Advanced fetal care services offer a continuum of care for mothers and babies diagnosed in utero
It’s estimated that every year, about 150,000 babies in the United States are born with some type of congenital defect.
While treatments aren’t available for certain abnormalities, many others can be repaired, either in utero or immediately after birth. Planning for these treatments starts during pregnancy and requires a hospital that specializes in the multiple services these families need.
“That’s what we have here at the Children’s Hospital of Georgia,” said Dr. Charles Howell, Surgeon-in- Chief and Co-Medical Director.
As one of only a few centers in Georgia and South Carolina with these services, Children’s Hospital of Georgia’s advanced fetal care services offers consultations for OB/GYNs caring for families of children with fetal abnormalities from across the state. For these complicated cases, the medical center offers a team approach, which starts with maternal-fetal medicine specialists and also includes neonatologists, neonatal nurses, pediatric radiologists and pediatric surgeons from various subspecialties such as heart, general/thoracic surgery, urology, otolaryngology and neurosurgery.

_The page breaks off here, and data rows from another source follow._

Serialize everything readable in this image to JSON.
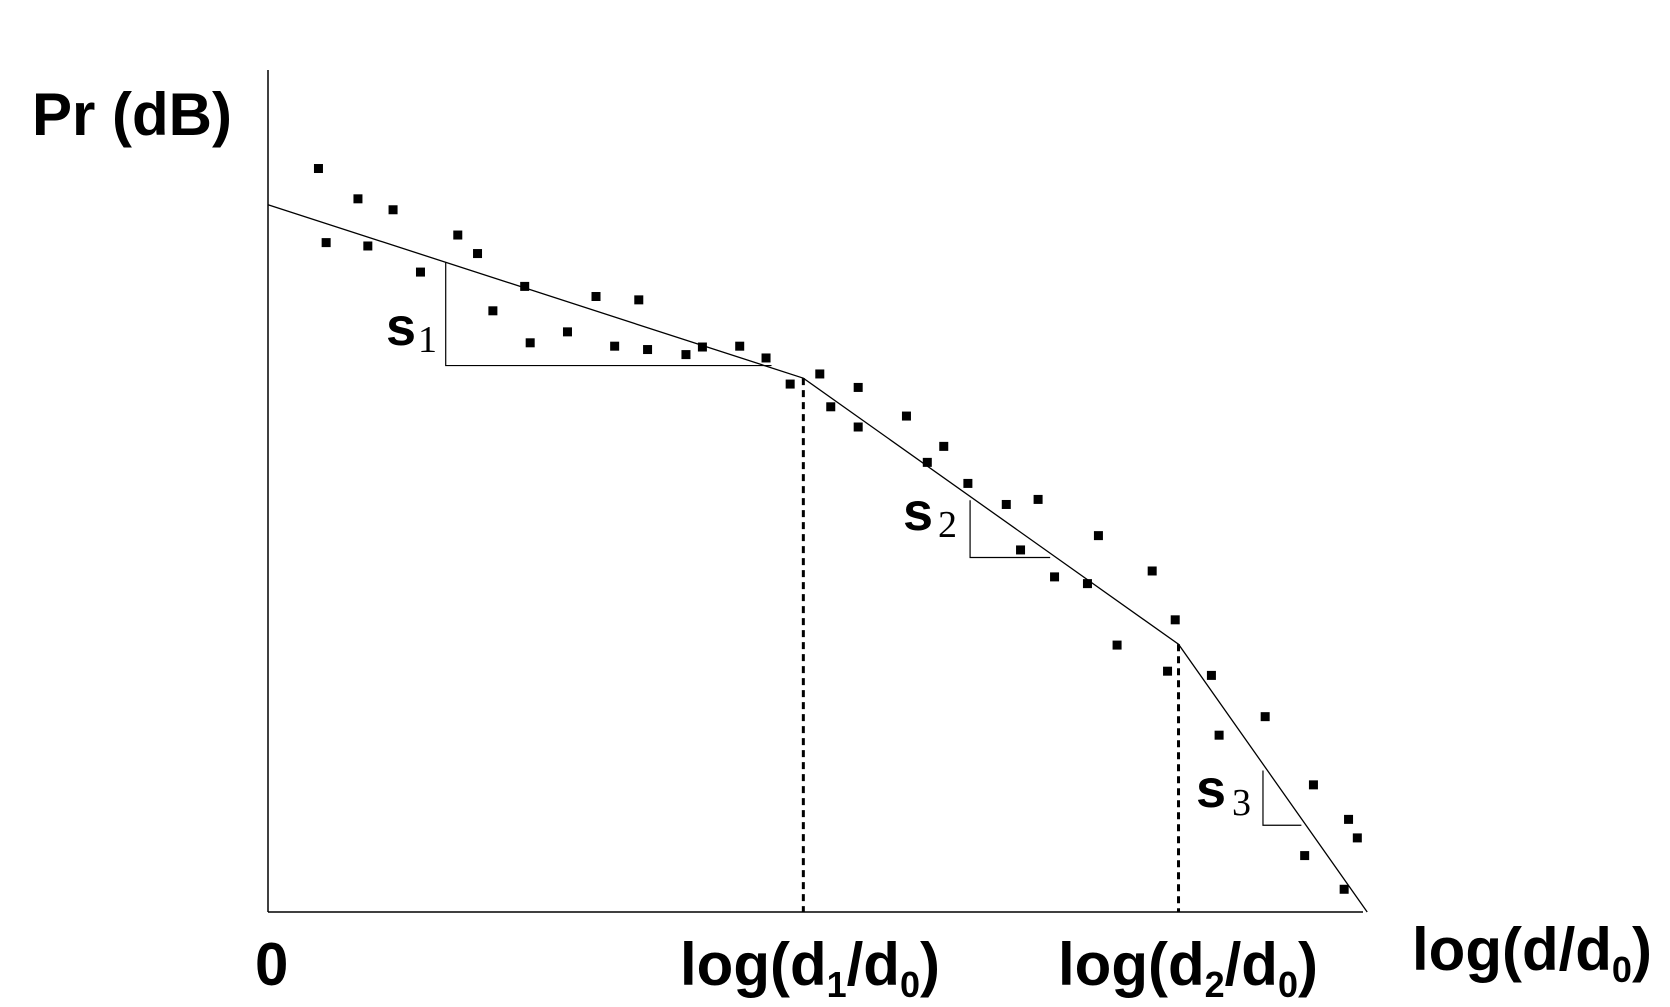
{
  "chart_data": {
    "type": "scatter",
    "ylabel": "Pr (dB)",
    "xlabel": "log(d/d0)",
    "xlim": [
      0,
      10
    ],
    "ylim": [
      0,
      10
    ],
    "grid": false,
    "legend": "none",
    "x_ticks": [
      {
        "x": 0,
        "label": "0",
        "base": "0",
        "sub": ""
      },
      {
        "x": 4.88,
        "label": "log(d1/d0)",
        "base": "log(d",
        "sub": "1",
        "mid": "/d",
        "sub2": "0",
        "end": ")"
      },
      {
        "x": 8.3,
        "label": "log(d2/d0)",
        "base": "log(d",
        "sub": "2",
        "mid": "/d",
        "sub2": "0",
        "end": ")"
      }
    ],
    "axis_label_x": {
      "base": "log(d/d",
      "sub": "0",
      "end": ")"
    },
    "breakpoints": [
      4.88,
      8.3
    ],
    "fit_line": {
      "type": "piecewise-linear",
      "points": [
        [
          0,
          8.4
        ],
        [
          4.88,
          6.34
        ],
        [
          8.3,
          3.18
        ],
        [
          10.02,
          0
        ]
      ]
    },
    "slopes": [
      {
        "letter": "s",
        "index": "1",
        "segment": 1
      },
      {
        "letter": "s",
        "index": "2",
        "segment": 2
      },
      {
        "letter": "s",
        "index": "3",
        "segment": 3
      }
    ],
    "slope_triangles": [
      {
        "x1": 1.62,
        "y1": 7.72,
        "x2": 4.59,
        "y2": 6.49
      },
      {
        "x1": 6.4,
        "y1": 4.89,
        "x2": 7.13,
        "y2": 4.21
      },
      {
        "x1": 9.07,
        "y1": 1.68,
        "x2": 9.42,
        "y2": 1.03
      }
    ],
    "series": [
      {
        "marker": "square",
        "points": [
          [
            0.46,
            8.83
          ],
          [
            0.53,
            7.95
          ],
          [
            0.82,
            8.47
          ],
          [
            0.91,
            7.91
          ],
          [
            1.14,
            8.34
          ],
          [
            1.39,
            7.6
          ],
          [
            1.73,
            8.04
          ],
          [
            1.91,
            7.82
          ],
          [
            2.05,
            7.14
          ],
          [
            2.34,
            7.43
          ],
          [
            2.39,
            6.76
          ],
          [
            2.73,
            6.89
          ],
          [
            2.99,
            7.31
          ],
          [
            3.16,
            6.72
          ],
          [
            3.38,
            7.27
          ],
          [
            3.46,
            6.68
          ],
          [
            3.81,
            6.62
          ],
          [
            3.96,
            6.71
          ],
          [
            4.3,
            6.72
          ],
          [
            4.54,
            6.58
          ],
          [
            4.76,
            6.27
          ],
          [
            5.03,
            6.39
          ],
          [
            5.13,
            6.0
          ],
          [
            5.38,
            6.23
          ],
          [
            5.38,
            5.76
          ],
          [
            5.82,
            5.89
          ],
          [
            6.01,
            5.34
          ],
          [
            6.16,
            5.53
          ],
          [
            6.38,
            5.09
          ],
          [
            6.73,
            4.84
          ],
          [
            6.86,
            4.3
          ],
          [
            7.02,
            4.9
          ],
          [
            7.17,
            3.98
          ],
          [
            7.47,
            3.9
          ],
          [
            7.57,
            4.47
          ],
          [
            7.74,
            3.17
          ],
          [
            8.06,
            4.05
          ],
          [
            8.2,
            2.86
          ],
          [
            8.27,
            3.47
          ],
          [
            8.6,
            2.81
          ],
          [
            8.67,
            2.1
          ],
          [
            9.09,
            2.32
          ],
          [
            9.45,
            0.67
          ],
          [
            9.53,
            1.51
          ],
          [
            9.81,
            0.27
          ],
          [
            9.85,
            1.1
          ],
          [
            9.93,
            0.88
          ]
        ]
      }
    ]
  }
}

Our advanced fetal care services also offer families several unique features. Since one concern is the risk of early labor, families from outside the area may be asked to remain in Augusta starting a few weeks prior to the delivery date—a potential hardship. But unlike other centers, an on-campus Ronald McDonald House is located just a short walk away from Children’s Hospital of Georgia’s front doors. Opened in 2015, the Ronald McDonald House offers free housing for any family with seriously ill children.
As part of Augusta University Medical Center—and connected via a short walkway—Children’s Hospital of Georgia is also the only medical complex in the state where both mother and baby are cared for under one roof. This means that as soon as she is able after delivery, a mother may be wheeled from the OB unit on the 7th floor of the adult medical center to the neonatal intensive care unit on the 5th floor of the children’s hospital, in order to see and help care for her child.
Some of the specialized procedures available at Children’s Hospital of Georgia include exit procedures where babies are delivered by Caesarean section with the cord still connected to the placenta, allowing surgeons to perform interventions then cut the cord. All forms of invasive pre-natal diagnosis are available, as well as shunts for posterior urethral valves, amnioreduction, fetal blood transfusions and “bubble studies” for possible congenital heart defects. Evaluations for congenital heart defects, musculoskeletal defects such as diaphragmatic hernia, omphalocoele, gastroschisis, bowel obstructions and many more are readily accomplished.
“We care for any organ that requires that something be done at the time of delivery or before delivery,” said Howell. “We’re all here, ready to act depending on the baby and time of delivery.”